Se é que eu posso chamar de ponto positivo, na época que eu vivia em Porto Alegre ninguém me roubava. Eu era bem famoso por lá, conhecia gerentes e patrões.
Teve uma vez que me roubaram dez reais, eu cheguei pra um amigo meu mais graduado e falei que aquilo não podia acontecer, que eu tava sendo lesado. Ele encontrou o cara e na minha frente fez o cara se ajoelhar, encostou a arma na cabeça dele e me perguntou se eu queria ele vivo ou morto. Já meio assustado falei: 'Não, cara só quero meus dez reais' – e ele deu uma coronhada na cabeça do cara, xingou ele e deu outra na cara, chegou a arrancar um dente. E eu la falando pra ele ter calma que eu só queria meus dez reais. Ele soltou o cara que saiu correndo e voltou com meus dez reais.”

A partir disso João deu um encaminhamento para o fechamento da entrevista contando um pouco de sua trajetória como vendedor de maconha, como faz o uso da droga atualmente e o que pensa sobre as políticas anti-drogas e a legalização da maconha.
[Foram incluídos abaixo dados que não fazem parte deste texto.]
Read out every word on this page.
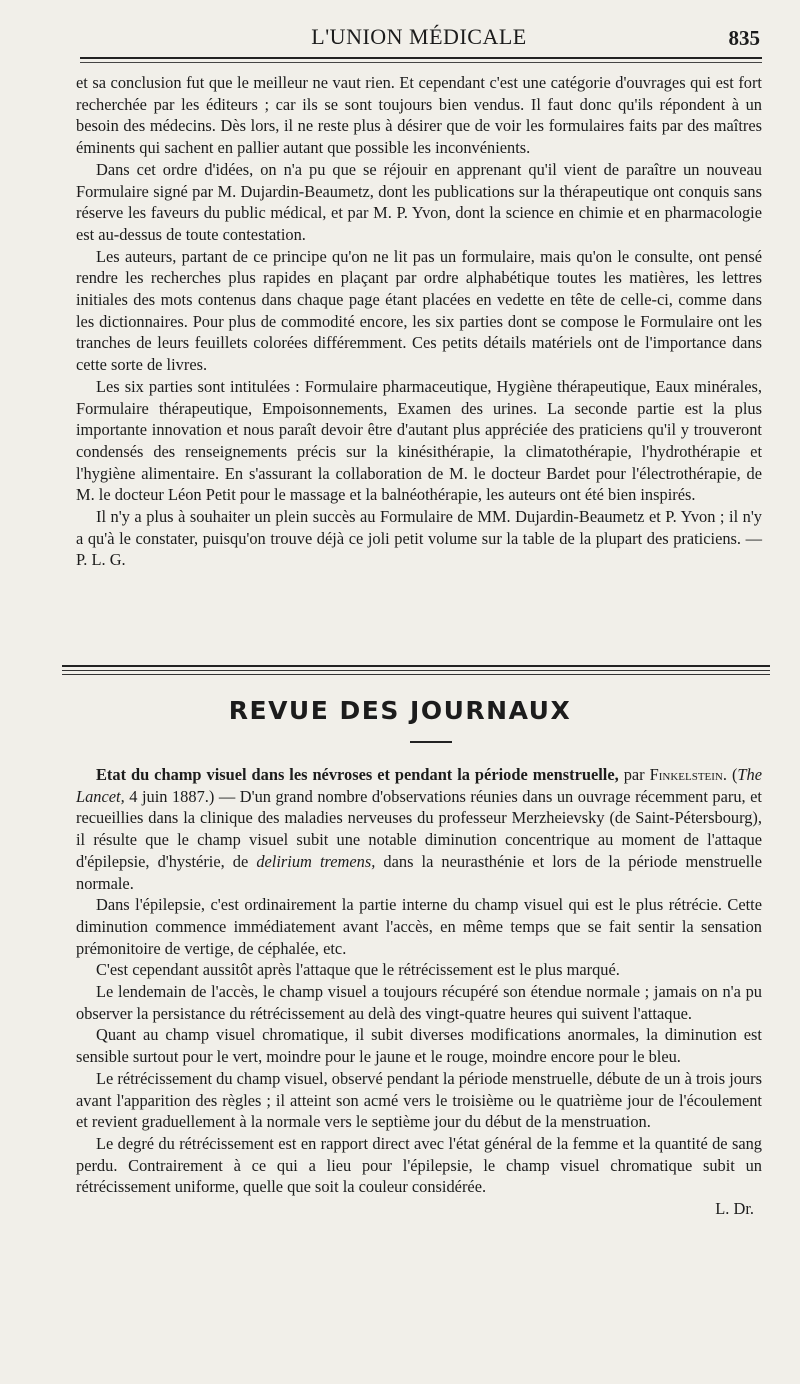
L'UNION MÉDICALE	835

et sa conclusion fut que le meilleur ne vaut rien. Et cependant c'est une catégorie d'ouvrages qui est fort recherchée par les éditeurs ; car ils se sont toujours bien vendus. Il faut donc qu'ils répondent à un besoin des médecins. Dès lors, il ne reste plus à désirer que de voir les formulaires faits par des maîtres éminents qui sachent en pallier autant que possible les inconvénients.

Dans cet ordre d'idées, on n'a pu que se réjouir en apprenant qu'il vient de paraître un nouveau Formulaire signé par M. Dujardin-Beaumetz, dont les publications sur la thérapeutique ont conquis sans réserve les faveurs du public médical, et par M. P. Yvon, dont la science en chimie et en pharmacologie est au-dessus de toute contestation.

Les auteurs, partant de ce principe qu'on ne lit pas un formulaire, mais qu'on le consulte, ont pensé rendre les recherches plus rapides en plaçant par ordre alphabétique toutes les matières, les lettres initiales des mots contenus dans chaque page étant placées en vedette en tête de celle-ci, comme dans les dictionnaires. Pour plus de commodité encore, les six parties dont se compose le Formulaire ont les tranches de leurs feuillets colorées différemment. Ces petits détails matériels ont de l'importance dans cette sorte de livres.

Les six parties sont intitulées : Formulaire pharmaceutique, Hygiène thérapeutique, Eaux minérales, Formulaire thérapeutique, Empoisonnements, Examen des urines. La seconde partie est la plus importante innovation et nous paraît devoir être d'autant plus appréciée des praticiens qu'il y trouveront condensés des renseignements précis sur la kinésithérapie, la climatothérapie, l'hydrothérapie et l'hygiène alimentaire. En s'assurant la collaboration de M. le docteur Bardet pour l'électrothérapie, de M. le docteur Léon Petit pour le massage et la balnéothérapie, les auteurs ont été bien inspirés.

Il n'y a plus à souhaiter un plein succès au Formulaire de MM. Dujardin-Beaumetz et P. Yvon ; il n'y a qu'à le constater, puisqu'on trouve déjà ce joli petit volume sur la table de la plupart des praticiens. — P. L. G.

REVUE DES JOURNAUX

Etat du champ visuel dans les névroses et pendant la période menstruelle, par Finkelstein. (The Lancet, 4 juin 1887.) — D'un grand nombre d'observations réunies dans un ouvrage récemment paru, et recueillies dans la clinique des maladies nerveuses du professeur Merzheievsky (de Saint-Pétersbourg), il résulte que le champ visuel subit une notable diminution concentrique au moment de l'attaque d'épilepsie, d'hystérie, de delirium tremens, dans la neurasthénie et lors de la période menstruelle normale.

Dans l'épilepsie, c'est ordinairement la partie interne du champ visuel qui est le plus rétrécie. Cette diminution commence immédiatement avant l'accès, en même temps que se fait sentir la sensation prémonitoire de vertige, de céphalée, etc.

C'est cependant aussitôt après l'attaque que le rétrécissement est le plus marqué.

Le lendemain de l'accès, le champ visuel a toujours récupéré son étendue normale ; jamais on n'a pu observer la persistance du rétrécissement au delà des vingt-quatre heures qui suivent l'attaque.

Quant au champ visuel chromatique, il subit diverses modifications anormales, la diminution est sensible surtout pour le vert, moindre pour le jaune et le rouge, moindre encore pour le bleu.

Le rétrécissement du champ visuel, observé pendant la période menstruelle, débute de un à trois jours avant l'apparition des règles ; il atteint son acmé vers le troisième ou le quatrième jour de l'écoulement et revient graduellement à la normale vers le septième jour du début de la menstruation.

Le degré du rétrécissement est en rapport direct avec l'état général de la femme et la quantité de sang perdu. Contrairement à ce qui a lieu pour l'épilepsie, le champ visuel chromatique subit un rétrécissement uniforme, quelle que soit la couleur considérée.

L. Dr.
“Olha, Icaro, já trafiquei sim, mas em pequenas quantidades. Eu era patrão, o segundo na linha de recepção, repassava pra um gerente que vendia num lugar. Mas isso tudo não passava de dois quilos de maconha, era bem pouca coisa.
Eu fiz por necessidade, foi logo depois do meu acidente. Eu precisava de dinheiro, e não tinha como, então acabei entrando no ramo da venda de maconha também. E olha, foi um negócio bastante rentável,passei dois anos vendendo. Mas sabe o que acontece? Todo dinheiro que entra, sai com a mesma rapidez. Eu pagava rodada no buteco pros amigos, vivia gastando com mulher e gastava com mais droga também. Além disso meus amigos só vinham em casa porque queriam comprar e usar maconha.
Teve uma vez que eu cheguei em casa com dois quilos de maconha e guardei no armário, minha mãe entrou no quarto e já berrou: 'Mas já ta fumando de novo?!',e nem era meu aquilo, não tinha usado, mas aquilo lá fechado já exalava muito cheiro.
Mas o que fez eu parar de vender foi uma vez que a polícia me pegou, a sorte é que eu tava sem nada e eles não podiam me prender. Lembro que cheguei em casa e tirei tudo do meu armário, parei de vender e consumir droga por três meses, eu saía de casa e via carro estacionado, eles estavam em cima de mim, me monitorando mesmo, foi aí que parei de vender.
Também tem o preconceito da família, teve uma vez que eu levei uma picada de mosquito bem em cima de uma veia, minha mãe viu, agarrou meu braço e me acusou de injetar cocaína. Até sarar aquilo lá ela ficou bem desconfiada, mas eu nunca injetei, já vi e achei horrível, então não entrei nessa.
Então vendo essas coisas eu comecei a regredir no uso. Cheguei no meu limite e estou regredindo.
Hoje não me considero um viciado, uso a maconha para ficar sem a dor nas costas por causa do acidente, pra me acalmar mesmo, e esquecer da dor. E agora que eu descobri que ajuda no combate à pressão alta é por isso também (risos). Mas estou reduzindo, antes eu fumava cinquenta gramas por semana, hoje tem dia que eu nem fumo.
Também não aconselho ninguém a usar, é uma grana que você perde, que poderia estar fazendo outras coisas; indo ao teatro. Hoje eu penso assim, mas antigamente se me falassem de teatro ... (gargalhadas).
Também sou contra a legalização, o Brasil não está preparado pra isso. Se liberar vira algazarra. Eu não quero ter um drogado fumando maconha na frente do meu portão e não poder falar nada porque ele ta na legalidade, tem muita criança por aí que seria incentivada. Daí me dizem que cigarro e álcool também são liberados. Por mim, não seria, se eu pudesse, álcool e cigarro também seriam ilegais."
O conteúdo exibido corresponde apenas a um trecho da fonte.